Амбиция – заразительна. Кузьмич заразил Степаныча. Степаныч – заразит Митрича. Цепная реакция. В «ЮгАгро» это называлось «культура высоких стандартов»: когда один сотрудник поднимает планку, остальные тянутся. Здесь – не «культура высоких стандартов», а – «Кузьмич дал тридцать пять, а я чем хуже?»
Митрич – двадцать пять. Было двадцать четыре – стало двадцать пять. Рост – один центнер. Митрич – стабильно, молча, без амбиций. Пришёл на совещание, сел, сказал: «Двадцать пять и три десятых.» Помолчал. Добавил: «Нормально.» И – всё. Митрич.
Залежи – двадцать семь (первая очередь, третий сезон). Крюков обещал – выполнил. Залежная земля – вышла на уровень основного фонда. Вторая очередь – двадцать два (второй сезон). Третья – семнадцать (первый). Всё – в рамках прогноза. Всё – по тетрадке.

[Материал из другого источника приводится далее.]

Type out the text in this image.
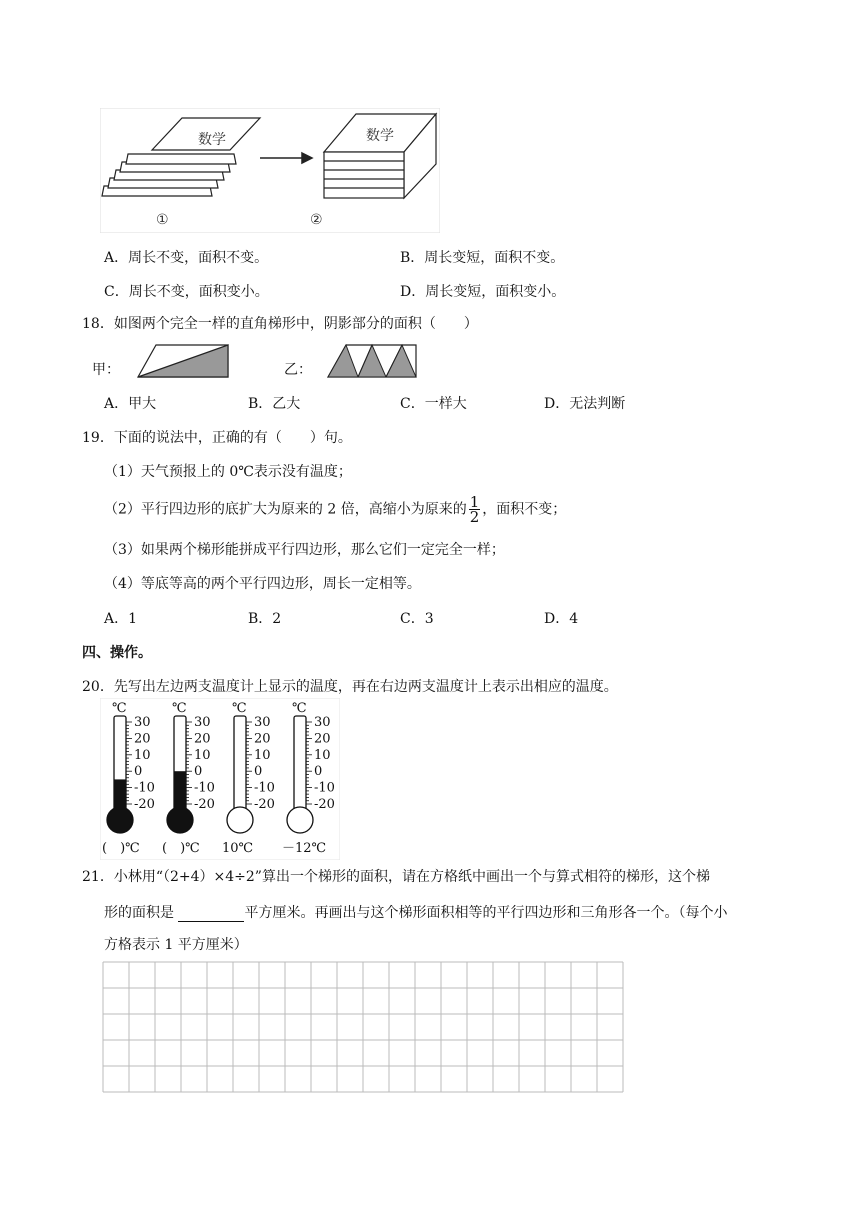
数学	数学
①	②
A．周长不变，面积不变。	B．周长变短，面积不变。
C．周长不变，面积变小。	D．周长变短，面积变小。
18．如图两个完全一样的直角梯形中，阴影部分的面积（　　）
甲：	乙：
A．甲大	B．乙大	C．一样大	D．无法判断
19．下面的说法中，正确的有（　　）句。
（1）天气预报上的 0℃表示没有温度；
（2）平行四边形的底扩大为原来的 2 倍，高缩小为原来的 $\frac{1}{2}$ ，面积不变；
（3）如果两个梯形能拼成平行四边形，那么它们一定完全一样；
（4）等底等高的两个平行四边形，周长一定相等。
A．1	B．2	C．3	D．4
四、操作。
20．先写出左边两支温度计上显示的温度，再在右边两支温度计上表示出相应的温度。
℃
30
20
10
0
-10
-20
(　)℃
℃
30
20
10
0
-10
-20
(　)℃
℃
30
20
10
0
-10
-20
10℃
℃
30
20
10
0
-10
-20
－12℃
21．小林用“（2+4）×4÷2”算出一个梯形的面积，请在方格纸中画出一个与算式相符的梯形，这个梯
形的面积是	平方厘米。再画出与这个梯形面积相等的平行四边形和三角形各一个。（每个小
方格表示 1 平方厘米）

Средняя по хозяйству: двадцать восемь и шесть десятых.
Двадцать восемь и шесть. Было двадцать семь и четыре – стало двадцать восемь и шесть. Рост – на фоне увеличения площадей на четыреста гектаров (залежи третьей очереди). На основном фонде – рост. На залежах – рост. Рост – везде. Четвёртый год подряд.
План – выполнен на сто восемнадцать процентов.

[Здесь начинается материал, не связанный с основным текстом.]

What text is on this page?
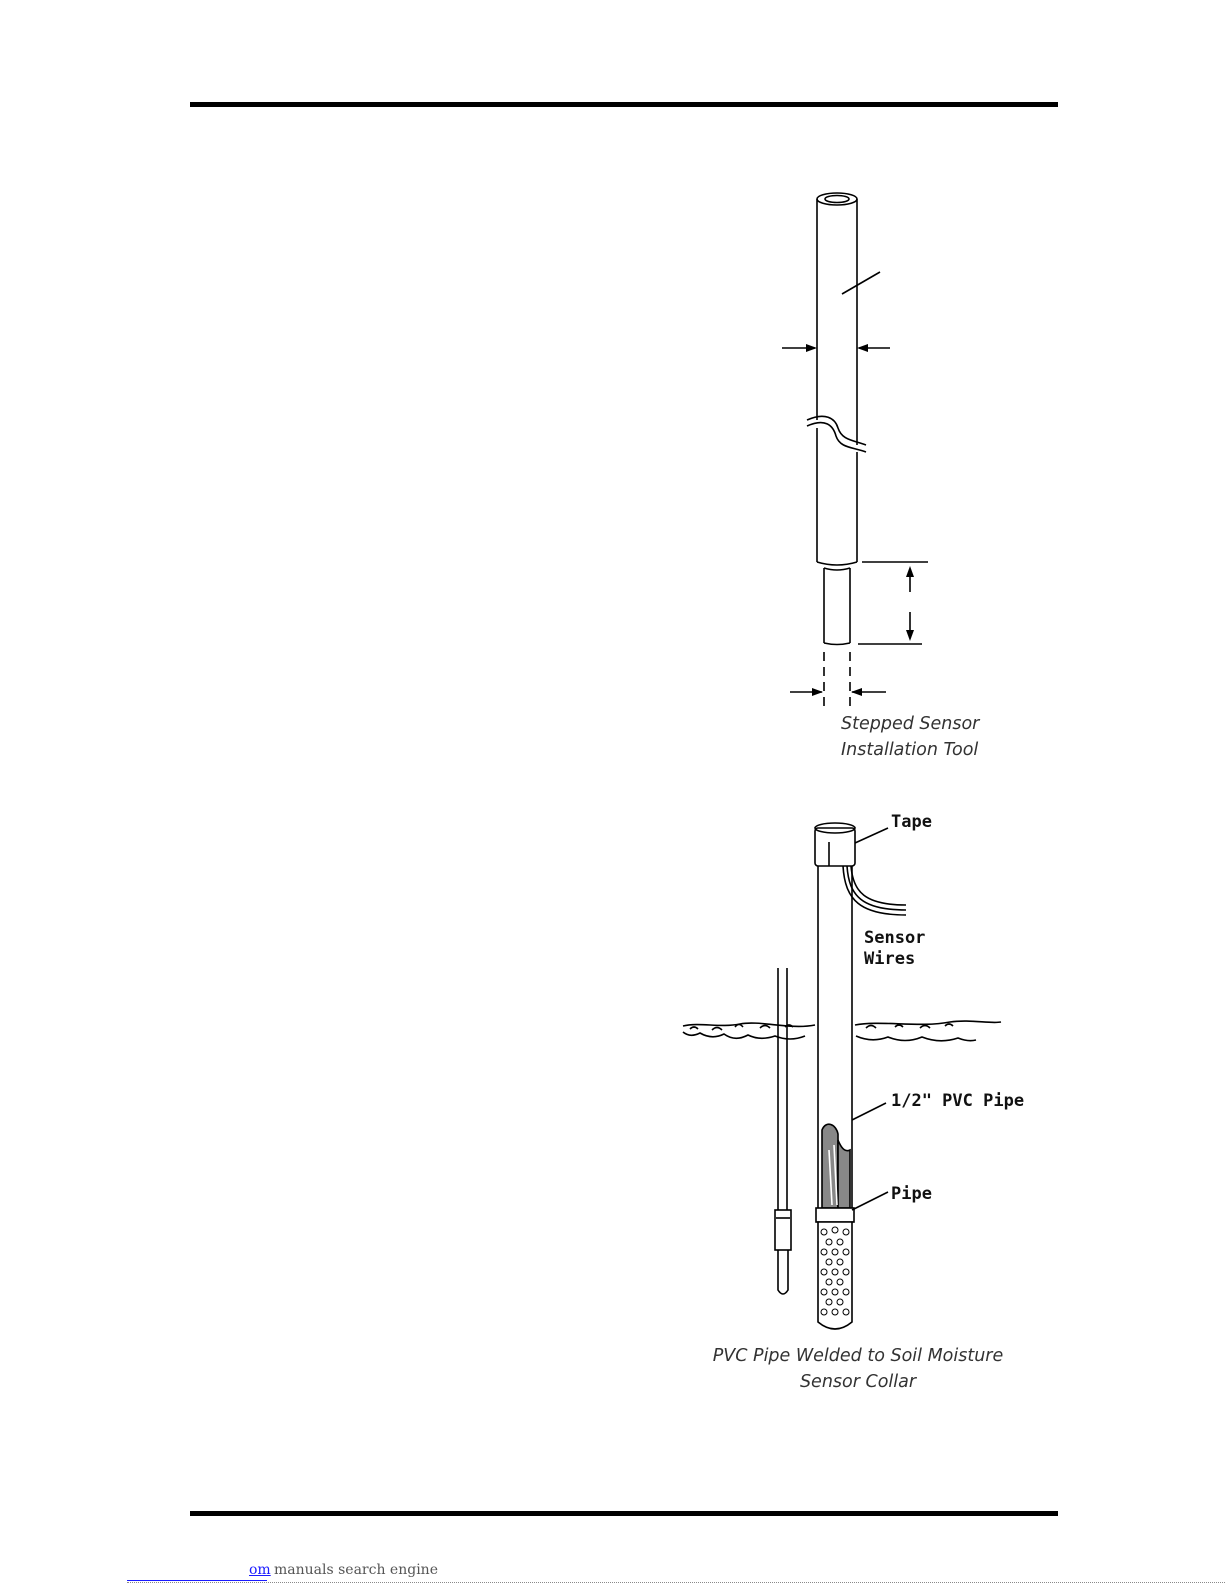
Stepped Sensor
Installation Tool
Tape
Sensor
Wires
1/2" PVC Pipe
Pipe
PVC Pipe Welded to Soil Moisture
Sensor Collar
om manuals search engine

Сто восемнадцать. Лучший результат в области – третий год подряд.
Мельниченко позвонил утром – как всегда, в восемь.
– Дорохов. Тридцать пять?
Новости летели быстрее любого транспорта. Крюков – посчитал вчера вечером. Я узнал – в десять тридцать. Мельниченко – в восемь утра следующего дня. Десять часов – и область знает. Кто передал? Сухоруков? Птицын? Деревенский телеграф, районный телеграф, областной телеграф – разница только в расстоянии, скорость – одинаковая.
– Тридцать пять и две десятых, – подтвердил я. – По полю четырнадцать. В среднем по бригаде Кузьмичёва – тридцать три. По хозяйству – двадцать восемь и шесть.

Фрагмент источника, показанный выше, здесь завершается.